The operations and maintenance building will be located in the port of Sassnitz, with whom the company has signed a lease agreement.

This development of this project will create high-quality jobs along the entire value chain of the offshore wind sector, which has significant potential for growth, while helping to reindustrialise and modernise shipyards all over the continent.

The company was awarded this project in April 2018 in a second offshore tender launched by the Federal Networks Agency (Bundesnetzagentur), and it has now finalised the geotechnical and geophysical survey — worth more than 10 million euros —, essential to the construction and commissioning of this renewable plant.

All the necessary formalities for designing and acquiring the main components are progressing according to the schedule.


The Baltic Sea holds an incredible potential of 93,000 MW for offshore wind in Europe. Alongside Germany, several countries, such as Poland, Sweden and Estonia are exploring new opportunities for offshore wind developments.

Baltic Eagle represents the second large offshore initiative promoted by the Iberdrola group in Germany, after the commissioning of the Wikinger offshore wind farm (350 MW) at the end of 2017. The company also has another offshore installation currently in development in Germany: Wikinger Süd (10 MW). These three wind farms, located next to the island of Rügen, will give rise to the largest offshore wind complex in the Baltic Sea, with a total installed capacity of 836 MW and a joint investment of €2.5 billion.

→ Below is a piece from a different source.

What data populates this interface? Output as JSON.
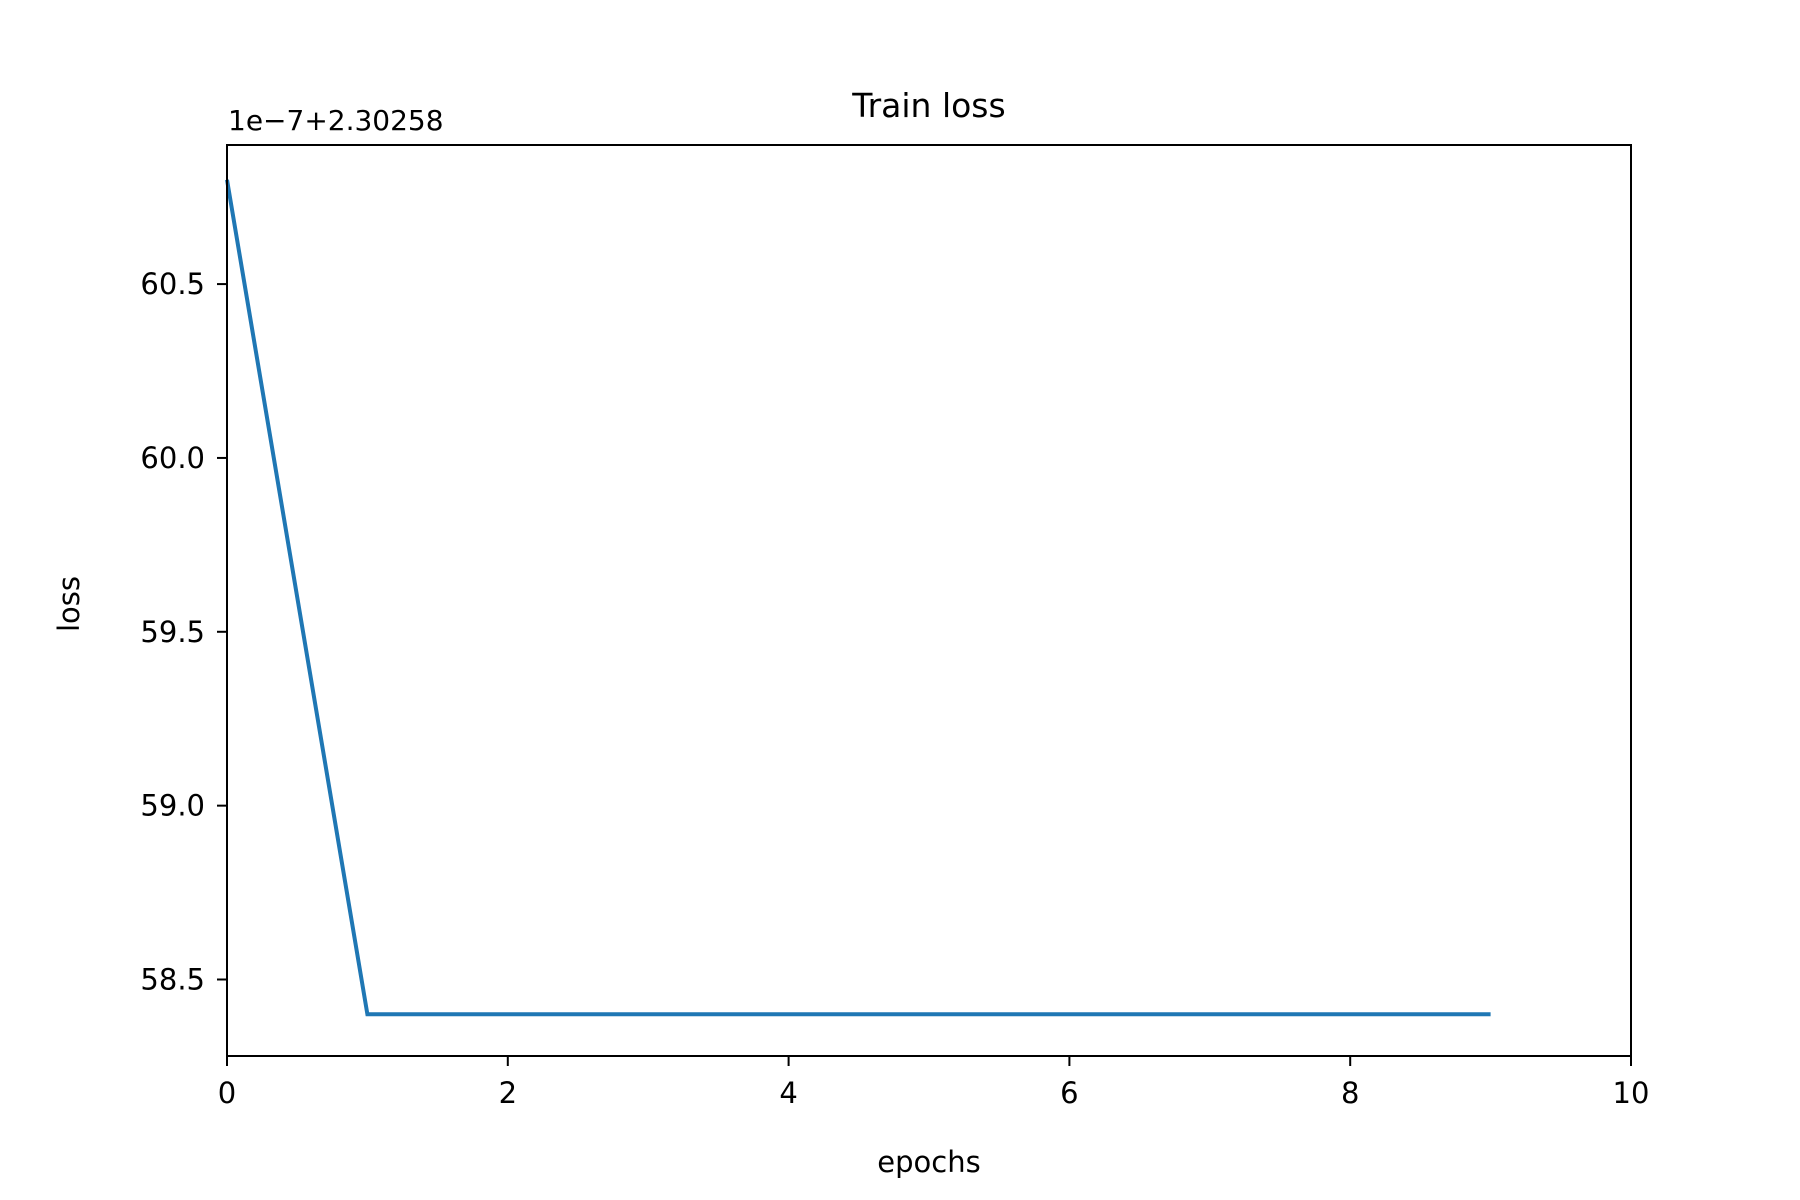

Baltic Eagle and Wikinger, with a combined capacity of 826 MW, will comprise the heart of the Baltic Sea Hub, which will act as a centre for offshore and onshore services, as well as provide local content for Iberdrola's projects in the Germany and the Baltic coastal countries. They will be able to produce enough energy to meet 45 % of the total electricity consumption of the state of Mecklenburg-West Pomerania and prevent the emission of 1.65 million tonnes of CO2 per year, thus contributing to meeting the emission reduction targets set by Germany.

In addition, the company has submitted a bid for the construction of a new farm in this sea: Windanker, with the idea of expanding this hub to more than 1 GW by the end of 2026.